Cette troisième raison, qui semble en un sens prolonger seulement le plaidoyer de Socrate, marque d’autre part un progrès sur les deux raisons précédentes. La première, pour expliquer la compensation des trépas par des renaissances, établissait la subsistance nécessaire d’un principe de vie. La seconde le déterminait comme une pensée : sans quoi on ne comprendrait pas que des perceptions sensibles, toutes relatives, pussent nous rappeler des réalités intelligibles, toutes absolues, les Idées. La troisième montre enfin qu’entre ces Idées et l’âme, principe de vie et de pensée, il y a, non pas sans doute une identité de nature, mais une ressemblance et une parenté. Elle commence donc à définir la chose qu’est l’âme et à indiquer, quant à ses caractères tout au moins, pourquoi elle a des chances de ne point périr. Mais elle ne prouve pas encore que l’âme ait une existence sans fin.

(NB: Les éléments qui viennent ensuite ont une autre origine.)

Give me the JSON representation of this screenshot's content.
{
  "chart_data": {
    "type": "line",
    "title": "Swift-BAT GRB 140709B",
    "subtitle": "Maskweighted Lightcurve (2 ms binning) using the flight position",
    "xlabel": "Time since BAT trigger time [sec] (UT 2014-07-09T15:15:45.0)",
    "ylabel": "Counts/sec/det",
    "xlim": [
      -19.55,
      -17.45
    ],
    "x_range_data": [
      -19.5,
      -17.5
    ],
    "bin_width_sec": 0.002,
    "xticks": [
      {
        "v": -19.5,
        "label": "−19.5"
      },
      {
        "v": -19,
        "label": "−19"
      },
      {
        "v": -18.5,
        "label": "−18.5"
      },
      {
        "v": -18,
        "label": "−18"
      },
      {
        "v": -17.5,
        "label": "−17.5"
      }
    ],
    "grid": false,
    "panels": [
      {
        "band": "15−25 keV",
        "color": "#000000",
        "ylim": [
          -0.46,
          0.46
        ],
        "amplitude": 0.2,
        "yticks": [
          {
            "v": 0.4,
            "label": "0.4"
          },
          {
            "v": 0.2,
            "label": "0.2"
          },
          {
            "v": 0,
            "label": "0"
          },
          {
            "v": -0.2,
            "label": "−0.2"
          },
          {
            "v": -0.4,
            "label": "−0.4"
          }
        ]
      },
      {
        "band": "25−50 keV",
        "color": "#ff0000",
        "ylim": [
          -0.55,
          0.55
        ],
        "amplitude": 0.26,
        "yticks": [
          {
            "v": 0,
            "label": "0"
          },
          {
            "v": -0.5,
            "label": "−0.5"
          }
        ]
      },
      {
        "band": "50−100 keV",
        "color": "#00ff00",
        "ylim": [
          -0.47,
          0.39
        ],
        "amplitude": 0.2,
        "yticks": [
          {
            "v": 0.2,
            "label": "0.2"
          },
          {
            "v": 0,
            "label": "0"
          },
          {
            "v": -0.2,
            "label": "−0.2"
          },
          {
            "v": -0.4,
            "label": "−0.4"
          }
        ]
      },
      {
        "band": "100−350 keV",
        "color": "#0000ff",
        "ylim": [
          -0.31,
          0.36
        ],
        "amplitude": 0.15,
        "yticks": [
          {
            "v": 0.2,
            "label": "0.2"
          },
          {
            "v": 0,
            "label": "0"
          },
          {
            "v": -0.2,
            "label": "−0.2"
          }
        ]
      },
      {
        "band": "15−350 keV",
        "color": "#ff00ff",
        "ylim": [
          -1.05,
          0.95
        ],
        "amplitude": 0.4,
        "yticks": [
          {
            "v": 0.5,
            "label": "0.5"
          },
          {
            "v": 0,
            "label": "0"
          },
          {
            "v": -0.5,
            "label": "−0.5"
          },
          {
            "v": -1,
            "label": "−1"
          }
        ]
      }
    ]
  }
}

2o  Il ne s’agit encore en effet que d’un encouragement, d’un effort pour rendre plausible la magnifique espérance du philosophe, pendant sa vie et en face de la mort. Ce qui le montre, c’est l’étroite relation de la troisième raison avec un mythe eschatologique, dont la donnée provient de la révélation religieuse et qui développe seulement, comme on le voit dès le début, des indications antérieures du plaidoyer (cf. 63 bc, 69 c). Une destinée perpétuellement bienheureuse attend les âmes des initiés, celles qui, s’étant purifiées par la mortification, ont réussi à n’être rien qu’âmes au moment de la mort ; une destinée misérable au contraire, celles qui, s’étant pendant la vie farcies en quelque sorte de corporéité, quittent le corps impures et souillées (cf. p. 41, n. 3). Ce sont ces âmes qui, lourdes de matière visible et terrestre et ayant horreur de l’Invisible, donnent lieu aux fantômes qu’on voit autour des tombes ; ce sont elles qui, dans leur impatience d’une nouvelle incarnation, s’individualisent dans l’espèce animale de laquelle les rapprochent leur genre de vie et leurs passions dominantes ; méritant même de revenir à la forme humaine quand elles ont pratiqué, et sans lui donner la pensée pour fondement, une vertu de routine (cf. 68 d sqq. ; cf. p. 43, n. 1). Seules ont droit à la forme divine et

  1. C’est-à-dire chez Hadès ; voir p. 40, n. 1.